ECHO PARK (CBSLA) — Online apps are sending drivers onto one of the steepest streets in the country.
As CBSLA’s Laurie Perez reports, Wednesday night Baxter Street neighbors packed Councilman Mitch O’Farrell’s office demanding the DOT do something to ease the confusion and crashes on their hillside street.
Seeing Baxter street, you still might not believe it, apart from actually driving it.
It’s always been a destination for daredevil skaters, but recently neighbors say it’s become real-life scary.
“Somebody’s gonna die unless they do something abut the situation,” said Mark Stuplin. “Somebody is gonna get seriously hurt.”
Homeowners flooded CBSLA with stories and pictures and videos of trouble they’ve seen as they say navigation apps keep sending a flow of unsuspecting drivers onto Baxter as a shortcut around Los Angeles traffic.

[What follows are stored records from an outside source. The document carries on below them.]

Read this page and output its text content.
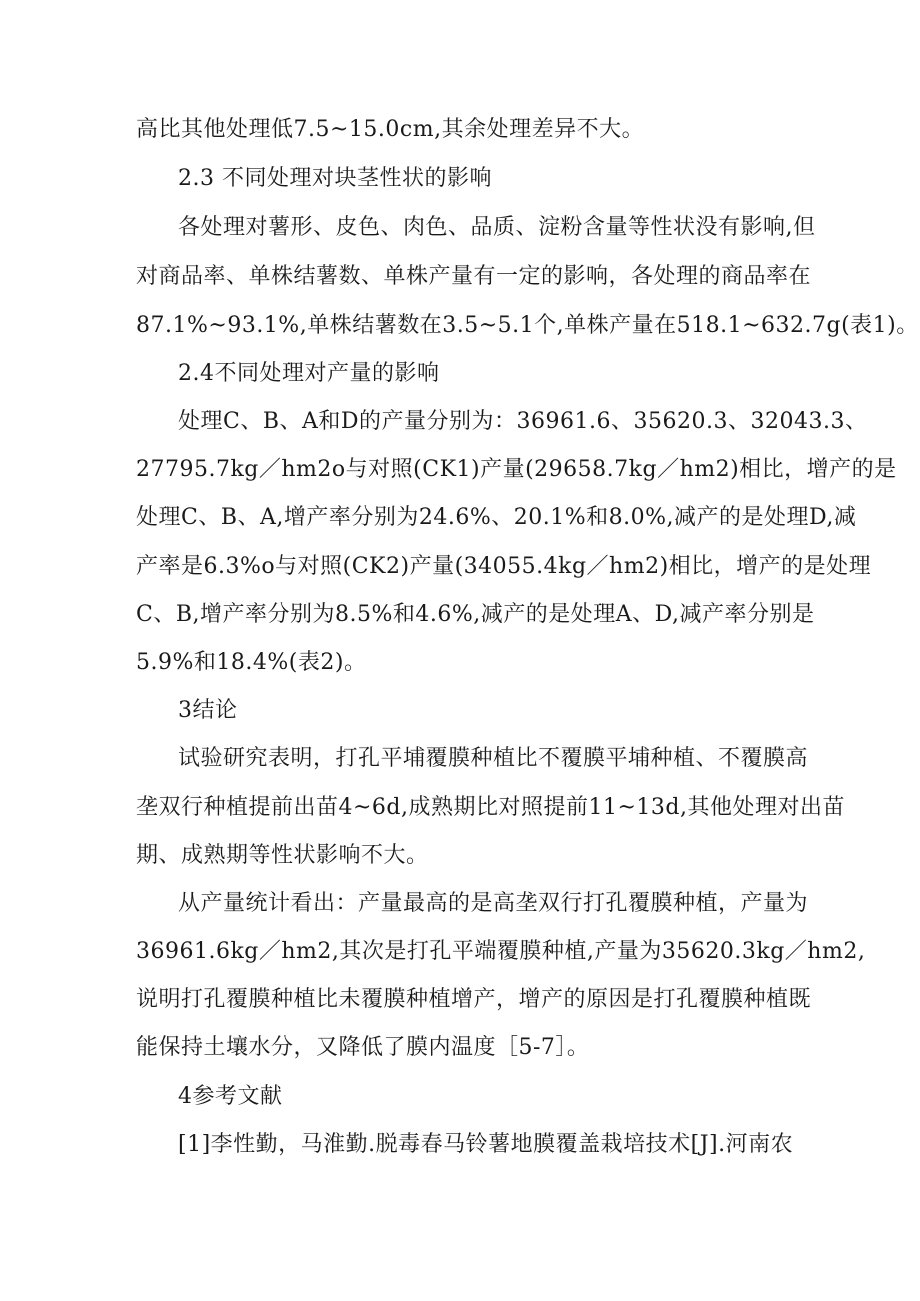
高比其他处理低7.5~15.0cm,其余处理差异不大。
2.3 不同处理对块茎性状的影响
各处理对薯形、皮色、肉色、品质、淀粉含量等性状没有影响,但
对商品率、单株结薯数、单株产量有一定的影响，各处理的商品率在
87.1%~93.1%,单株结薯数在3.5~5.1个,单株产量在518.1~632.7g(表1)。
2.4不同处理对产量的影响
处理C、B、A和D的产量分别为：36961.6、35620.3、32043.3、
27795.7kg／hm2o与对照(CK1)产量(29658.7kg／hm2)相比，增产的是
处理C、B、A,增产率分别为24.6%、20.1%和8.0%,减产的是处理D,减
产率是6.3%o与对照(CK2)产量(34055.4kg／hm2)相比，增产的是处理
C、B,增产率分别为8.5%和4.6%,减产的是处理A、D,减产率分别是
5.9%和18.4%(表2)。
3结论
试验研究表明，打孔平埔覆膜种植比不覆膜平埔种植、不覆膜高
垄双行种植提前出苗4~6d,成熟期比对照提前11~13d,其他处理对出苗
期、成熟期等性状影响不大。
从产量统计看出：产量最高的是高垄双行打孔覆膜种植，产量为
36961.6kg／hm2,其次是打孔平端覆膜种植,产量为35620.3kg／hm2,
说明打孔覆膜种植比未覆膜种植增产，增产的原因是打孔覆膜种植既
能保持土壤水分，又降低了膜内温度［5-7］。
4参考文献
[1]李性勤，马淮勤.脱毒春马铃薯地膜覆盖栽培技术[J].河南农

“It’s like a mini 405 between 3:30 to 7:00 at night every single night,” said Daniel Ross.
Problem is, for those not ready for the 32 percent grade, well, here’s what neighbors say happens:
“When you get to the top you can’t see over and people panic and they stop and they try to do a U-turn,”said Cindi Munemitsu. “They back up and then that’s where all the problems start.”
They’ve become every day filmmakers of a reality show starring commuters who give them endless footage of ‘oh-my-gosh-its-happened-again’ crashes and confusion.
“There’s been cars literally flipped upside down,” said Steven Taylor.
“He lost control of the car and ended up rolling over two driveways,” said Colleen Broomall.
“They took out my trellis, my retaining wall, my picket fence, landed in my Bougainvillea and it looked like a plane crash through my front yard,” said Stuplin.
Wednesday DOT engineers told an overflow crowd at Councilman O’Farrell’s office there are really two options — make the street one way heading east or make it no left turns off Lakeshore Drive — both of which might remove Baxter from being seen as a good short cut on navigation apps.
For neighbors losing cars, property and sleep, changes can’t come soon enough.
“Screeching and honking and sirens and insanity all the time,”said Diana Wagman.
The DOT says it can’t force the map apps to remove the street from their applications so they will have to deal with it as a safety issue. Some neighbors say a better option is to make it a dead end street. They are going to propose that at a meeting in three weeks.